March 27, 2018
Researcher Says Good Traffic Estimates Today Can Create Better Roads for Tomorrow
By Daniel CarrollMedia Inquiries
- College of Engineering
Carnegie Mellon University's Zhen (Sean) Qian, an assistant professor of civil and environmental engineering, is driving to make a smoother road for urban planners by creating more accurate ways to estimate traffic conditions.
The ability to estimate traffic — especially in urban environments — is important as it can allow for efficient, real-time traffic management, optimizing travel for emergency responders or the rerouting of traffic to adjust for delays. The data and estimates gathered also enable engineers like Qian to understand how the infrastructure can be better utilized, such as changing road markings or the timing of traffic lights.
Qian said in the past, the sheer number of roads and intersections in an urban environment had been too large to create accurate estimations, and it would be infeasible to place a sensor on every road and intersection. His approach, which uses a link queue model, takes advantage of large amounts of data from numerous pre-existing sources — smartphones, GPS devices, probe vehicles — in conjunction with strategically positioned sensors, and performs an efficient computation to output a reasonably good estimate.
Within a small portion of the Washington, D.C., area, Qian combined multiple data sets with two speed detectors to accurately estimate travel speed to an acceptable error rate within 8.5 percent.
"In the longterm, we want to know on average, throughout the entire year, and over multiple years, how traffic increases," Qian said. "This information can be used to inform engineers in designing the next generation of roadways and traffic infrastructure, shaping the street and highways of tomorrow."
Qian said the next goal is to apply the model over a larger area.
"The main challenge is ensuring the quality and coverage of our data," he said. "Mathematically, we're still determining if it's feasible to run such a model for a very large-scale urban network."
The Mobility Analytics Data Center (MAC), which Qian directs, already is developing a centralized data engine for compiling and computing large amounts of data sets from sources all throughout the city of Pittsburgh.
"The D.C. network for demonstration in this paper is small, but I'm still very excited about the progress that we're making," Qian said. "Now we're trying to find a real-world experiment here in Pittsburgh with the MAC center, where we already have all the data."
Qian and recent Ph.D. graduate Yiming Gu, were recently recognized for their work in this field. They were named the 2017 recipients of the Greenshields Prize for their paper "Traffic State Estimation for Urban Road Networks Using a Link Queue Model" by the Committee on Traffic Flow Theory and Characteristics of the Transportation Research Board. Gu is now a senior research engineer at the United Technologies Research Center.
Qian also was recognized by the National Science Foundation for his work in Pittsburgh.
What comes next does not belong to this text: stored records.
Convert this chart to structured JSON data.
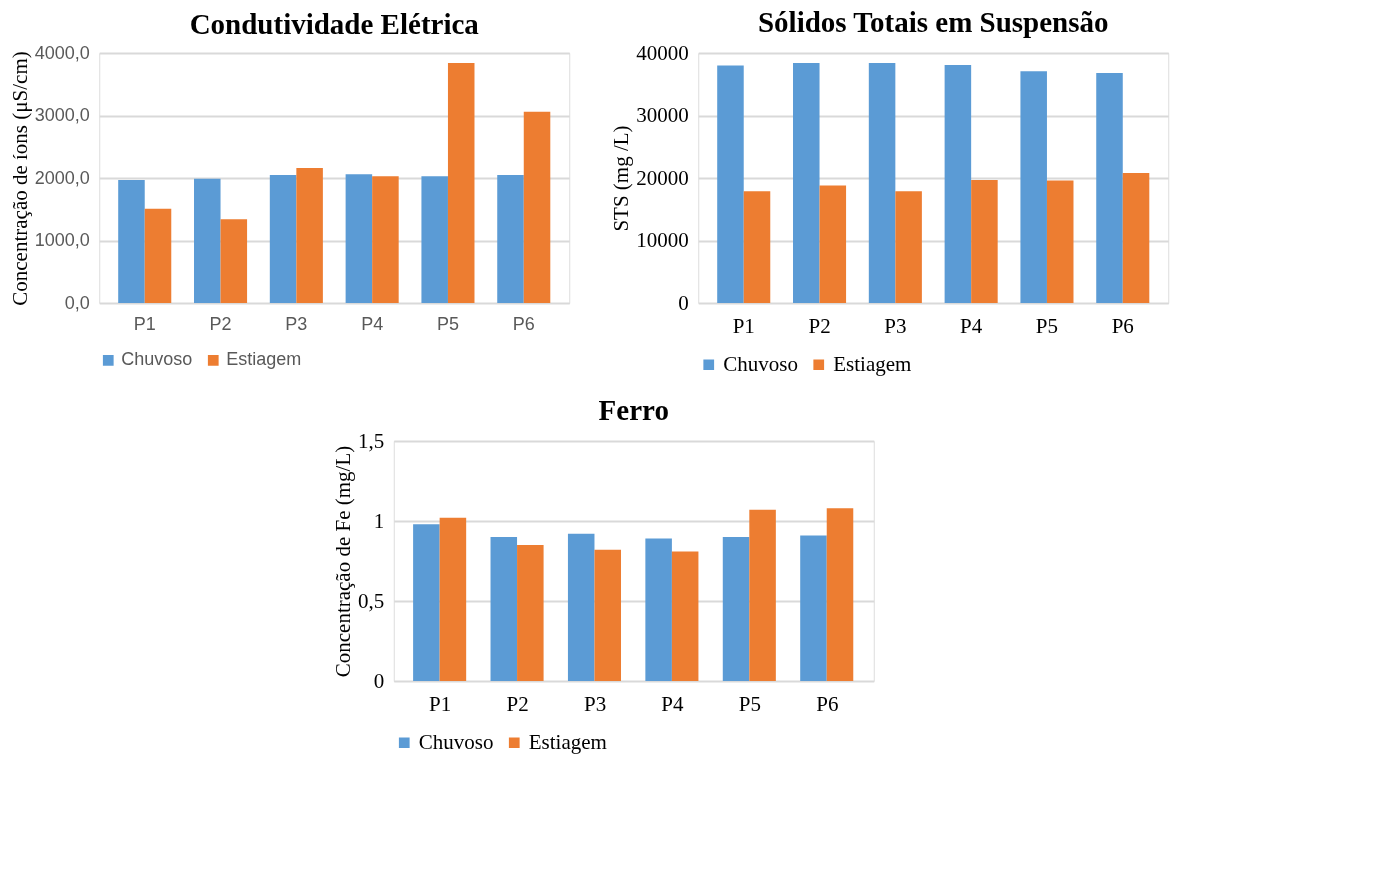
{
  "chart_data": [
    {
      "type": "bar",
      "title": "Condutividade Elétrica",
      "ylabel": "Concentração de íons (μS/cm)",
      "categories": [
        "P1",
        "P2",
        "P3",
        "P4",
        "P5",
        "P6"
      ],
      "series": [
        {
          "name": "Chuvoso",
          "color": "#5b9bd5",
          "values": [
            1970,
            1990,
            2050,
            2060,
            2030,
            2050
          ]
        },
        {
          "name": "Estiagem",
          "color": "#ed7d31",
          "values": [
            1510,
            1340,
            2160,
            2030,
            3840,
            3060
          ]
        }
      ],
      "ylim": [
        0,
        4000
      ],
      "yticks": [
        {
          "value": 0,
          "label": "0,0"
        },
        {
          "value": 1000,
          "label": "1000,0"
        },
        {
          "value": 2000,
          "label": "2000,0"
        },
        {
          "value": 3000,
          "label": "3000,0"
        },
        {
          "value": 4000,
          "label": "4000,0"
        }
      ],
      "grid": "y",
      "legend": "bottom"
    },
    {
      "type": "bar",
      "title": "Sólidos Totais em Suspensão",
      "ylabel": "STS (mg /L)",
      "categories": [
        "P1",
        "P2",
        "P3",
        "P4",
        "P5",
        "P6"
      ],
      "series": [
        {
          "name": "Chuvoso",
          "color": "#5b9bd5",
          "values": [
            38000,
            38400,
            38400,
            38100,
            37100,
            36800
          ]
        },
        {
          "name": "Estiagem",
          "color": "#ed7d31",
          "values": [
            17900,
            18800,
            17900,
            19700,
            19600,
            20800
          ]
        }
      ],
      "ylim": [
        0,
        40000
      ],
      "yticks": [
        0,
        10000,
        20000,
        30000,
        40000
      ],
      "grid": "y",
      "legend": "bottom"
    },
    {
      "type": "bar",
      "title": "Ferro",
      "ylabel": "Concentração de Fe (mg/L)",
      "categories": [
        "P1",
        "P2",
        "P3",
        "P4",
        "P5",
        "P6"
      ],
      "series": [
        {
          "name": "Chuvoso",
          "color": "#5b9bd5",
          "values": [
            0.98,
            0.9,
            0.92,
            0.89,
            0.9,
            0.91
          ]
        },
        {
          "name": "Estiagem",
          "color": "#ed7d31",
          "values": [
            1.02,
            0.85,
            0.82,
            0.81,
            1.07,
            1.08
          ]
        }
      ],
      "ylim": [
        0,
        1.5
      ],
      "yticks": [
        0,
        {
          "value": 0.5,
          "label": "0,5"
        },
        1,
        {
          "value": 1.5,
          "label": "1,5"
        }
      ],
      "grid": "y",
      "legend": "bottom"
    }
  ]
}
He has received a five-year, $500,000 NSF Faculty Early Career Development Award for his project "Probabilistic Network Flow Theory: Embracing Emerging Big Data for Efficient, Reliable and Sustainable Multi-modal Transportation Systems." This project will involve collaboration with several public agencies and private firms to develop, deploy and test real-world systems in the Pittsburgh metropolitan area based on large-scale data analytics.
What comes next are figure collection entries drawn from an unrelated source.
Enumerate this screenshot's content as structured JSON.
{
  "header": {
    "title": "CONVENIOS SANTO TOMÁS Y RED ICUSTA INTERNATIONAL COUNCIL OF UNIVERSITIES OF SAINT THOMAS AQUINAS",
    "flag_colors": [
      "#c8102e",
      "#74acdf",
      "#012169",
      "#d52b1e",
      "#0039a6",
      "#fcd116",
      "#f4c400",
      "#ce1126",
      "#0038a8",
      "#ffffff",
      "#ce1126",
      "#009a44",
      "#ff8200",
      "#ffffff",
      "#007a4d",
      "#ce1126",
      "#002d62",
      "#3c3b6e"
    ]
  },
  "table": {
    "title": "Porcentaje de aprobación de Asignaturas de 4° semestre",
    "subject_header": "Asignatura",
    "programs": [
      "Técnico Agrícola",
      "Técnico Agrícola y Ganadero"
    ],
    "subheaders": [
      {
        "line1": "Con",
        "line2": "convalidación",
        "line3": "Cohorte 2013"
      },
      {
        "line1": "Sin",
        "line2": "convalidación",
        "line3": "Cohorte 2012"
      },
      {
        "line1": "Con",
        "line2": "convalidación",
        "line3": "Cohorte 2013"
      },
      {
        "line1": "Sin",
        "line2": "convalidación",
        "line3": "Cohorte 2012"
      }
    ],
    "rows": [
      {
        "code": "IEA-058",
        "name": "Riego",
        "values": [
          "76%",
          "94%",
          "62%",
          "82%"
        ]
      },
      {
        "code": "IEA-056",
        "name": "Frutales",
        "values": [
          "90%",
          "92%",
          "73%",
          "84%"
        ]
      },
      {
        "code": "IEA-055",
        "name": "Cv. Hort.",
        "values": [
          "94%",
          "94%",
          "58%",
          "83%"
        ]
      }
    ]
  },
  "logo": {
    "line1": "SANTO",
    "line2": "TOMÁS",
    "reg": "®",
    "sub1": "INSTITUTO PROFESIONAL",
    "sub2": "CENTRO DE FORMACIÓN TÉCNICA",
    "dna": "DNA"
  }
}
Qian is a part of CMU's Metro21: Smart Cities Institute, a university-wide effort for research, development and deployment of solutions to improve the quality of life in communities. The institute addresses issues such as traffic congestion, pedestrian safety, road infrastructure, energy efficiency, law enforcement, health care, fire prevention, and air and water quality. Through its strengths at the nexus of technology and humanity, CMU is generating real-world solutions to the evolving needs of cities.